いやなきもち。これを、分析する。暇だからすることにした。
まず前提として、私は学校が嫌いではない。女子はかわいいし、男子はやさしいし、先生はべつにこわくない。勉強も、まだ簡単。環境としては、かなりいい。
ただ、隣のクラスに嫌いな人がいる。そして、学校に行く日は、6時台に起きなければいけない。原因は、たぶんこの2つだろう。
それでは本題。いやなきもちとは、具体的にどんなものだろう。
いやなきもちは、吐きそうなときに似ている。
泣く寸前にも似ている。
お腹がすいたときにも、少し近い。
喉の奥がつっかえるような。かたまりが詰まっているような感覚。
前者2つは吐露、内側から発するものだけど、「空腹」は外側のものを欲する動きだ。いやなきもちというのは、爆発なのか、欲望なのか、はっきりしない。
それと、もう1つ。他人と私の「いやなきもち」は同じ感覚なのだろうか。こればかりはどうもわからない。
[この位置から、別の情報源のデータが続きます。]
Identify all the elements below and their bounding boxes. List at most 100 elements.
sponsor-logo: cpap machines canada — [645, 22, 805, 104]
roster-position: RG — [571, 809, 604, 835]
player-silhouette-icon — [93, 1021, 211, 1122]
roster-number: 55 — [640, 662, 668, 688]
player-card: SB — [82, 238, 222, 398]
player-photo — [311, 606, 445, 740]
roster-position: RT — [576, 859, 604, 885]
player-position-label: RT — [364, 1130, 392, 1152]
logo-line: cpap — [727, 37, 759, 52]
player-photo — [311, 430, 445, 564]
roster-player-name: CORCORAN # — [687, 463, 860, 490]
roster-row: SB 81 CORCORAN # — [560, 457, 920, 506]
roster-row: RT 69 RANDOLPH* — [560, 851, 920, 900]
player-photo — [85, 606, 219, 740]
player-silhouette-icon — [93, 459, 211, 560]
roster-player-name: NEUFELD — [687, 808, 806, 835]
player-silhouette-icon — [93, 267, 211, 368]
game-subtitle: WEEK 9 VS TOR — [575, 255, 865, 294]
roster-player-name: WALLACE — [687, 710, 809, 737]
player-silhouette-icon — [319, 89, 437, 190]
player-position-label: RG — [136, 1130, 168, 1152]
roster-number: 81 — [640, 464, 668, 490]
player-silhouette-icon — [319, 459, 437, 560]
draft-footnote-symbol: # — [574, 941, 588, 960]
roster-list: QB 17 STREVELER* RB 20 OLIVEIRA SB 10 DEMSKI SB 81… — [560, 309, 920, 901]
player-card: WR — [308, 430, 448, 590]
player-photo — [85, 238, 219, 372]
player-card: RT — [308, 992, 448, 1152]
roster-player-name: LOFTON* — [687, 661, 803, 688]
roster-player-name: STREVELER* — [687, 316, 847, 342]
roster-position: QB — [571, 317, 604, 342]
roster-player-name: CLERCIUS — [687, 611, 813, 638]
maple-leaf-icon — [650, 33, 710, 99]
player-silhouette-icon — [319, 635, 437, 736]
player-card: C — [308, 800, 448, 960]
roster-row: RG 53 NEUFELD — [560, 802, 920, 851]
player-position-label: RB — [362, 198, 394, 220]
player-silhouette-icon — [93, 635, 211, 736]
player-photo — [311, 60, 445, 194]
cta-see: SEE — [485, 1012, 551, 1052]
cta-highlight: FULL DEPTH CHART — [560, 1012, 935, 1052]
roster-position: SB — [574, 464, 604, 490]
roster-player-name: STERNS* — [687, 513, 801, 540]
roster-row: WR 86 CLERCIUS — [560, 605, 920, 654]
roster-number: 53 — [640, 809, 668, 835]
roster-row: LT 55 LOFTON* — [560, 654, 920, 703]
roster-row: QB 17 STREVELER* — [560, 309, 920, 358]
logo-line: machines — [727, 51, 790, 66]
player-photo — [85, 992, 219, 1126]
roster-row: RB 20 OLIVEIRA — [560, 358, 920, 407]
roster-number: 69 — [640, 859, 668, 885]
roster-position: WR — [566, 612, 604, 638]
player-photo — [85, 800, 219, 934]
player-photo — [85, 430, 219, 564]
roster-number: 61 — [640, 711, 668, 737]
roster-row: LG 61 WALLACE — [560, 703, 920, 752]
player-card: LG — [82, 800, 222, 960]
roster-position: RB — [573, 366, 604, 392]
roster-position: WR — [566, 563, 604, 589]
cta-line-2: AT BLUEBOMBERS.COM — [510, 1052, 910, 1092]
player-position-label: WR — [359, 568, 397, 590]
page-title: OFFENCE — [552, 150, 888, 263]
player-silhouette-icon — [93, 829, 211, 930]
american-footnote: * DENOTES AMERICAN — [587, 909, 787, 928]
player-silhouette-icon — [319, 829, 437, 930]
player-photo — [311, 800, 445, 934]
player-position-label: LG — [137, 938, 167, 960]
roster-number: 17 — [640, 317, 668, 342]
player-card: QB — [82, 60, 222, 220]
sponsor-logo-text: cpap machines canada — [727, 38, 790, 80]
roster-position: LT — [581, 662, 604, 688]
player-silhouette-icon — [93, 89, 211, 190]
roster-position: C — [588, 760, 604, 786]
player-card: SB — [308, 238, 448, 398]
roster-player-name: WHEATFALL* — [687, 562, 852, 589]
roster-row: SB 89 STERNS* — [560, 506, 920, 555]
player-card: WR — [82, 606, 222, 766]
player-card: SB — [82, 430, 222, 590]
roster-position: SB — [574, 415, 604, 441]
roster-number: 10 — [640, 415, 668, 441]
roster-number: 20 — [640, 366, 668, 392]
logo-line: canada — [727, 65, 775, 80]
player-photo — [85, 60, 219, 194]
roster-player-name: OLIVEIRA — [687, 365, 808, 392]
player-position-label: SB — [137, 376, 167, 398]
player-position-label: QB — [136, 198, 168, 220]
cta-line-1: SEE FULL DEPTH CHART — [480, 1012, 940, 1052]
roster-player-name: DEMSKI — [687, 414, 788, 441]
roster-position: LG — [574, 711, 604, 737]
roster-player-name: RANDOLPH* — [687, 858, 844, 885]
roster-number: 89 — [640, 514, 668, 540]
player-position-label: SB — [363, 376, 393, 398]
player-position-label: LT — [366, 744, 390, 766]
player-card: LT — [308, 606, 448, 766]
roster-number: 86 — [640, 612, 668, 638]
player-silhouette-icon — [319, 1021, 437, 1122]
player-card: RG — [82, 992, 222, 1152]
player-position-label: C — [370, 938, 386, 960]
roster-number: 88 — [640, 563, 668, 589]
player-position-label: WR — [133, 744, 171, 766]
他の人は、いやなきもちになると、頭が痛くなるかもしれない。足が硬直するかもしれない。喉が詰まっているのは、私だけかもしれないのだ。
人の心はむずかしい。自分のものしか覗けない。自分のものも、変わったり、閉じこもったりして、断定ができない。
だから面白いと思う。もっと知りたくなる。人の心。きもち。
考えごとは時間が溶ける。こんなことができるのは、今日が休日だからだ。
明日は学校。気をひきしめる。喉の奥が、きゅっとした。